The Ophidian Eucharist

In the rotting heart of this world, where the church bells had long since rusted into mute hulks, a woman bled out her grief into dirt. They thought It was dead, a whisper could be heard from someone else in the room, but she wasn’t interested. The village barely fed the living, let alone another dying mouth. The tiny form was buried into another unmarked grave, no shrine, no epitaph: orthotanasia they say.

          That night, a cry was heard, and it wasn’t from the mother, it wasn’t from the field. It was her womb. She clawed at her hollow belly, screaming as something rippled beneath her skin, not a kick but a nail, and teeth. Dragging inward toward her spine, the pain split her vision and for a moment she saw a pulsing wound and something eyeless pushing from the other side. Then it was gone.

The Next morning a corpse was found kneeling in the confessional, it was the Village’s father, his eyes were missing, and the ribs were burst outward like a grotesque nest, the villagers gathered around, then harvested his remains for meat. But the hunger remained. Also, no one spoke about the tiny bite marks inside his collarbone.

The woman looked down, umbilical veins had grown from her ankles into the soil rooting her to the dead field, the shallow graves were breathing. She had a vision of a choir of stillborn cherubins, their wings were stitched from placenta and human remains. Something unholy was uncoiling from those grounds. Her recently buried child was hovering the ground and from its bleeding mouth a rift started opening.

A Hymn of Hollow wombs: It wasn’t buried deep enough. One by one the villagers started puking their own unborn. Decades of miscarriages, misery and hunger now were back into this world squirming alive on the dirt. They crawled toward the rift; their fused spines formed a ladder. The woman’s skin split as her missing womb partially regenerated, now a gate of putrid tissue. Inside, she felt the thing that had been her breed pulling both realms apart like burning curtains.

 The Last thing she saw before the village started bursting into formless flesh was her own hands, knitting a new flesh door over the rift. It was saying: “Do Not Mourn the Dead, Mourn the Never Born, They Remember, They are Coming.”

She Started praying but not with words as from their eyes, viscous, hissing things started dripping.

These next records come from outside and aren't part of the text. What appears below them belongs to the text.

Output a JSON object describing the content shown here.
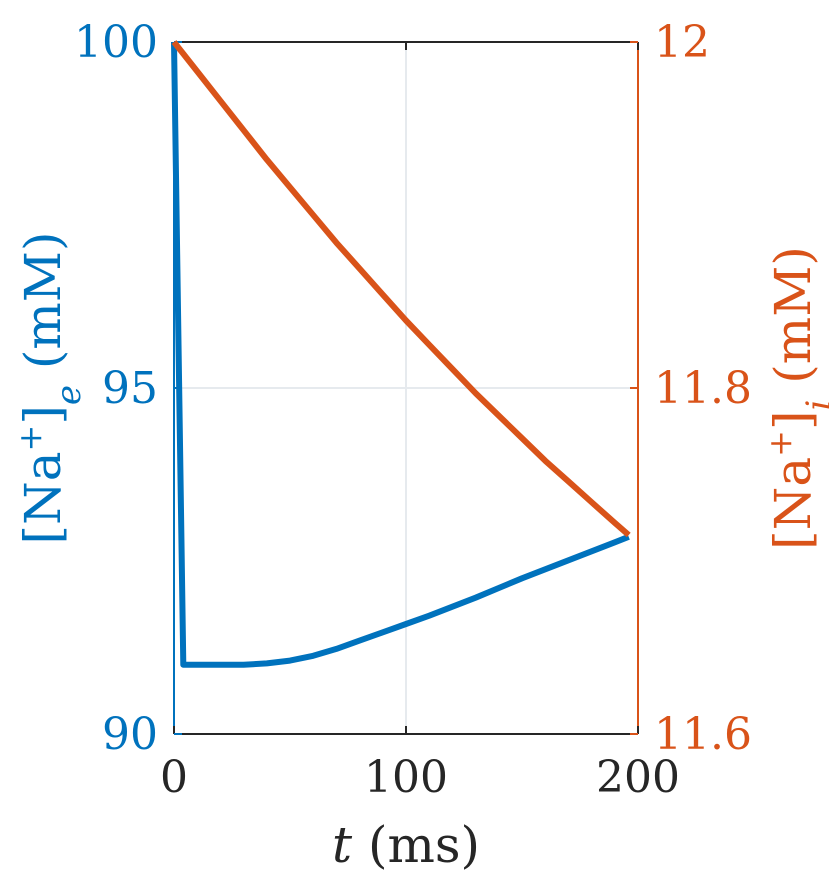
{
  "chart_data": {
    "type": "line",
    "title": "",
    "xlabel": {
      "var": "t",
      "unit": " (ms)"
    },
    "ylabel_left": {
      "prefix": "[Na",
      "sup": "+",
      "mid": "]",
      "sub": "e",
      "suffix": " (mM)"
    },
    "ylabel_right": {
      "prefix": "[Na",
      "sup": "+",
      "mid": "]",
      "sub": "i",
      "suffix": " (mM)"
    },
    "xlim": [
      0,
      200
    ],
    "ylim_left": [
      90,
      100
    ],
    "ylim_right": [
      11.6,
      12
    ],
    "xticks": [
      "0",
      "100",
      "200"
    ],
    "yticks_left": [
      "90",
      "95",
      "100"
    ],
    "yticks_right": [
      "11.6",
      "11.8",
      "12"
    ],
    "grid": true,
    "colors": {
      "left": "#0072BD",
      "right": "#D95319",
      "axis": "#262626",
      "grid": "#E6EAEE"
    },
    "series": [
      {
        "axis": "left",
        "x": [
          0,
          4,
          10,
          20,
          30,
          40,
          50,
          60,
          70,
          80,
          90,
          100,
          110,
          120,
          130,
          140,
          150,
          160,
          170,
          180,
          190,
          196
        ],
        "y": [
          100,
          91.0,
          91.0,
          91.0,
          91.0,
          91.02,
          91.06,
          91.13,
          91.23,
          91.35,
          91.47,
          91.59,
          91.71,
          91.84,
          91.97,
          92.11,
          92.25,
          92.38,
          92.51,
          92.64,
          92.77,
          92.85
        ]
      },
      {
        "axis": "right",
        "x": [
          0,
          10,
          20,
          30,
          40,
          50,
          60,
          70,
          80,
          90,
          100,
          110,
          120,
          130,
          140,
          150,
          160,
          170,
          180,
          190,
          196
        ],
        "y": [
          12.0,
          11.983,
          11.966,
          11.949,
          11.932,
          11.916,
          11.9,
          11.884,
          11.869,
          11.854,
          11.839,
          11.825,
          11.811,
          11.797,
          11.784,
          11.771,
          11.758,
          11.746,
          11.734,
          11.722,
          11.715
        ]
      }
    ]
  }
}
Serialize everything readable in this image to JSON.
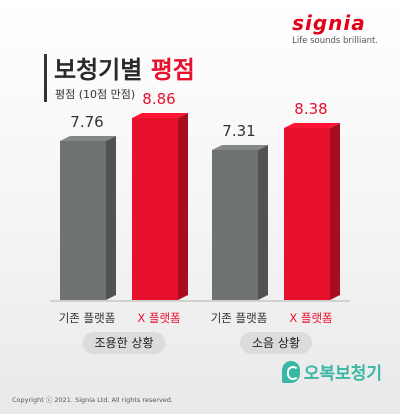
{
  "brand": {
    "logo_text": "signia",
    "tagline": "Life sounds brilliant."
  },
  "header": {
    "title_main": "보청기별 ",
    "title_accent": "평점",
    "subtitle": "평점 (10점 만점)"
  },
  "colors": {
    "gray_bar": "#6f7273",
    "red_bar": "#e8112d",
    "accent": "#e8112d",
    "watermark": "#39b7a5"
  },
  "chart_data": {
    "type": "bar",
    "title": "보청기별 평점",
    "subtitle": "평점 (10점 만점)",
    "ylim": [
      0,
      10
    ],
    "groups": [
      "조용한 상황",
      "소음 상황"
    ],
    "series": [
      {
        "name": "기존 플랫폼",
        "values": [
          7.76,
          7.31
        ],
        "color": "#6f7273"
      },
      {
        "name": "X 플랫폼",
        "values": [
          8.86,
          8.38
        ],
        "color": "#e8112d"
      }
    ],
    "value_labels": [
      [
        "7.76",
        "8.86"
      ],
      [
        "7.31",
        "8.38"
      ]
    ],
    "legend": "none"
  },
  "footer": {
    "copyright": "Copyright ⓒ 2021. Signia Ltd. All rights reserved."
  },
  "watermark": {
    "text": "오복보청기",
    "icon": "ear-icon"
  }
}
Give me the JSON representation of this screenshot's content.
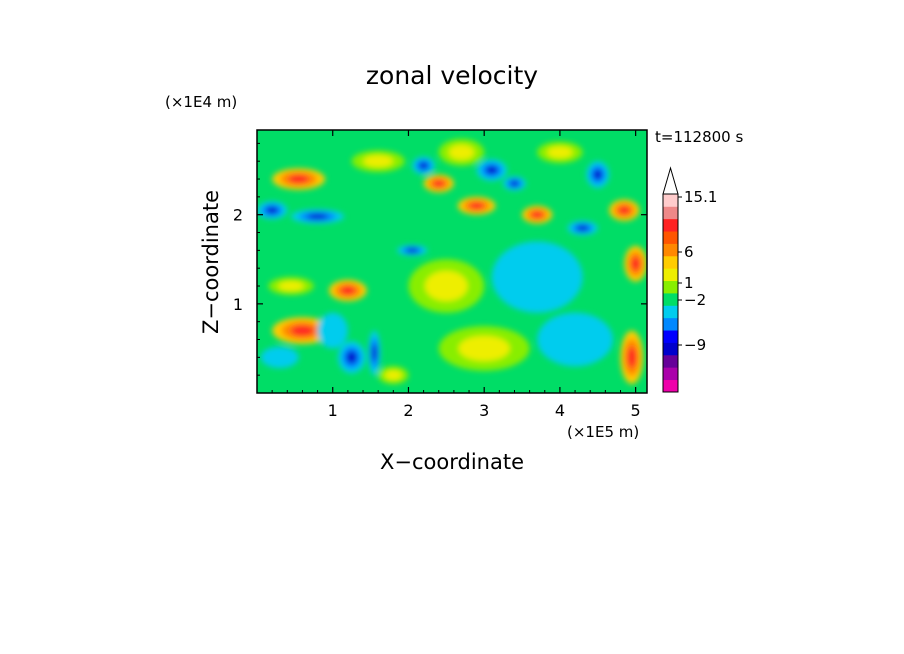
{
  "chart_data": {
    "type": "heatmap",
    "title": "zonal velocity",
    "xlabel": "X−coordinate",
    "ylabel": "Z−coordinate",
    "x_unit": "(×1E5 m)",
    "y_unit": "(×1E4 m)",
    "time_label": "t=112800 s",
    "xlim": [
      0,
      5.15
    ],
    "ylim": [
      0,
      2.95
    ],
    "x_ticks": [
      1,
      2,
      3,
      4,
      5
    ],
    "y_ticks": [
      1,
      2
    ],
    "x_tick_labels": [
      "1",
      "2",
      "3",
      "4",
      "5"
    ],
    "y_tick_labels": [
      "1",
      "2"
    ],
    "colorbar": {
      "levels": [
        {
          "color": "#ee00aa"
        },
        {
          "color": "#aa00aa"
        },
        {
          "color": "#660099"
        },
        {
          "color": "#0000cc"
        },
        {
          "color": "#0000ff"
        },
        {
          "color": "#0088ff"
        },
        {
          "color": "#00ccee"
        },
        {
          "color": "#00dd66"
        },
        {
          "color": "#88ee00"
        },
        {
          "color": "#eeee00"
        },
        {
          "color": "#ffcc00"
        },
        {
          "color": "#ff8800"
        },
        {
          "color": "#ff5500"
        },
        {
          "color": "#ff2222"
        },
        {
          "color": "#ee8888"
        },
        {
          "color": "#ffcccc"
        }
      ],
      "tick_labels": [
        "15.1",
        "6",
        "1",
        "−2",
        "−9"
      ],
      "tick_values": [
        15.1,
        6,
        1,
        -2,
        -9
      ],
      "extend_max": true
    },
    "blobs": [
      {
        "x": 0.55,
        "z": 2.4,
        "rx": 0.35,
        "rz": 0.12,
        "v": 6
      },
      {
        "x": 0.8,
        "z": 1.98,
        "rx": 0.35,
        "rz": 0.08,
        "v": -9
      },
      {
        "x": 0.2,
        "z": 2.05,
        "rx": 0.2,
        "rz": 0.1,
        "v": -9
      },
      {
        "x": 1.2,
        "z": 1.15,
        "rx": 0.25,
        "rz": 0.12,
        "v": 6
      },
      {
        "x": 1.25,
        "z": 0.4,
        "rx": 0.18,
        "rz": 0.18,
        "v": -9
      },
      {
        "x": 1.55,
        "z": 0.45,
        "rx": 0.08,
        "rz": 0.25,
        "v": -9
      },
      {
        "x": 2.2,
        "z": 2.55,
        "rx": 0.15,
        "rz": 0.1,
        "v": -9
      },
      {
        "x": 2.4,
        "z": 2.35,
        "rx": 0.2,
        "rz": 0.1,
        "v": 6
      },
      {
        "x": 2.05,
        "z": 1.6,
        "rx": 0.2,
        "rz": 0.06,
        "v": -9
      },
      {
        "x": 2.9,
        "z": 2.1,
        "rx": 0.25,
        "rz": 0.1,
        "v": 6
      },
      {
        "x": 3.1,
        "z": 2.5,
        "rx": 0.2,
        "rz": 0.12,
        "v": -9
      },
      {
        "x": 3.4,
        "z": 2.35,
        "rx": 0.15,
        "rz": 0.08,
        "v": -9
      },
      {
        "x": 3.7,
        "z": 2.0,
        "rx": 0.2,
        "rz": 0.1,
        "v": 6
      },
      {
        "x": 4.3,
        "z": 1.85,
        "rx": 0.2,
        "rz": 0.08,
        "v": -9
      },
      {
        "x": 4.5,
        "z": 2.45,
        "rx": 0.15,
        "rz": 0.15,
        "v": -9
      },
      {
        "x": 4.85,
        "z": 2.05,
        "rx": 0.2,
        "rz": 0.12,
        "v": 6
      },
      {
        "x": 5.0,
        "z": 1.45,
        "rx": 0.15,
        "rz": 0.2,
        "v": 6
      },
      {
        "x": 3.0,
        "z": 0.5,
        "rx": 0.6,
        "rz": 0.25,
        "v": 1
      },
      {
        "x": 2.5,
        "z": 1.2,
        "rx": 0.5,
        "rz": 0.3,
        "v": 1
      },
      {
        "x": 4.2,
        "z": 0.6,
        "rx": 0.5,
        "rz": 0.3,
        "v": -2
      },
      {
        "x": 3.7,
        "z": 1.3,
        "rx": 0.6,
        "rz": 0.4,
        "v": -2
      },
      {
        "x": 0.45,
        "z": 1.2,
        "rx": 0.3,
        "rz": 0.1,
        "v": 1
      },
      {
        "x": 0.6,
        "z": 0.7,
        "rx": 0.4,
        "rz": 0.15,
        "v": 6
      },
      {
        "x": 0.3,
        "z": 0.4,
        "rx": 0.25,
        "rz": 0.12,
        "v": -2
      },
      {
        "x": 1.0,
        "z": 0.7,
        "rx": 0.2,
        "rz": 0.2,
        "v": -2
      },
      {
        "x": 4.95,
        "z": 0.4,
        "rx": 0.15,
        "rz": 0.3,
        "v": 6
      },
      {
        "x": 1.8,
        "z": 0.2,
        "rx": 0.2,
        "rz": 0.1,
        "v": 1
      },
      {
        "x": 2.7,
        "z": 2.7,
        "rx": 0.3,
        "rz": 0.15,
        "v": 1
      },
      {
        "x": 4.0,
        "z": 2.7,
        "rx": 0.3,
        "rz": 0.12,
        "v": 1
      },
      {
        "x": 1.6,
        "z": 2.6,
        "rx": 0.35,
        "rz": 0.12,
        "v": 1
      }
    ]
  }
}
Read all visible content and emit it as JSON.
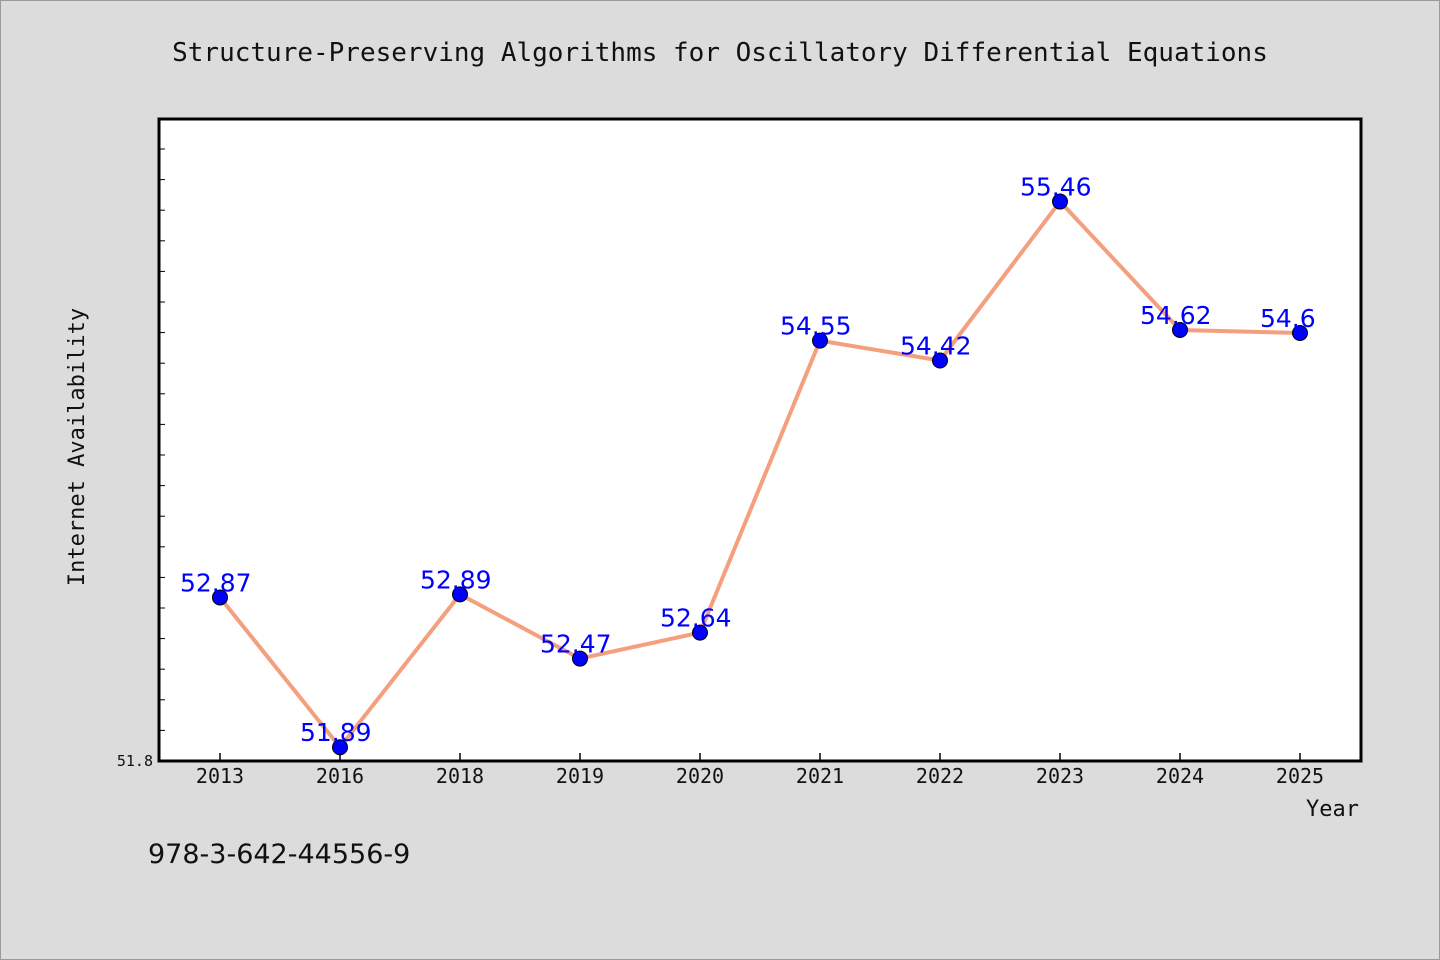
{
  "footer": {
    "isbn": "978-3-642-44556-9"
  },
  "chart_data": {
    "type": "line",
    "title": "Structure-Preserving Algorithms for Oscillatory Differential Equations",
    "xlabel": "Year",
    "ylabel": "Internet Availability",
    "categories": [
      "2013",
      "2016",
      "2018",
      "2019",
      "2020",
      "2021",
      "2022",
      "2023",
      "2024",
      "2025"
    ],
    "series": [
      {
        "values": [
          52.87,
          51.89,
          52.89,
          52.47,
          52.64,
          54.55,
          54.42,
          55.46,
          54.62,
          54.6
        ],
        "labels": [
          "52.87",
          "51.89",
          "52.89",
          "52.47",
          "52.64",
          "54.55",
          "54.42",
          "55.46",
          "54.62",
          "54.6"
        ]
      }
    ],
    "ylim": [
      51.8,
      56.0
    ],
    "yticks_labeled": [
      "51.8"
    ],
    "grid": false,
    "legend": "none",
    "colors": {
      "line": "#f4a07e",
      "marker": "#0000ff",
      "data_label": "#0000ff",
      "plot_background": "#ffffff",
      "figure_background": "#dcdcdc"
    }
  }
}
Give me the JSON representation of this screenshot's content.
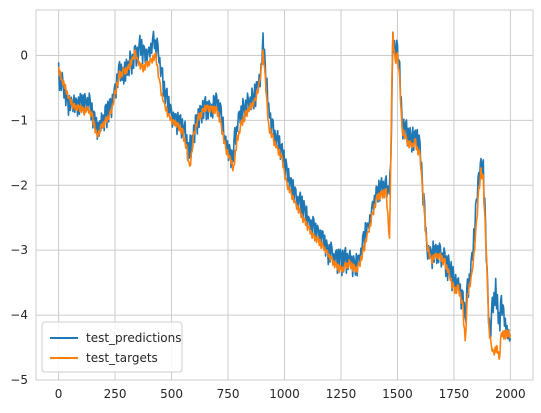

People who still had tongues started screaming something like Latin but backwards, slithering out between their teeth. Her eyes burst, not with tears, but with serpents. The final miscarriage, a titanic worm with a thousand infant mouths, peeled raw and screaming bound in umbilical chains.

Her Jaw Unhinged; the throat became a tunnel to the rift. She tried screaming, but the sound hatched into swarm of winged beasts. They carried her final plea to the ruins of heaven: “Please, forgive me”. As Heaven’s regurgitated back a single, calcinated stillborn cherub folded into a noose. She cradled it into her waiting arms.

It bit her, poisoning her senses. And now there lies the mother of gates and her womb as thresholds. Her tears the key, turn away. Her body turned into serpent’s nest, even god’s answer becomes an abomination. Her heartbeat was replaced by the sound of hatching eggs. Now something prays back, now using her voice.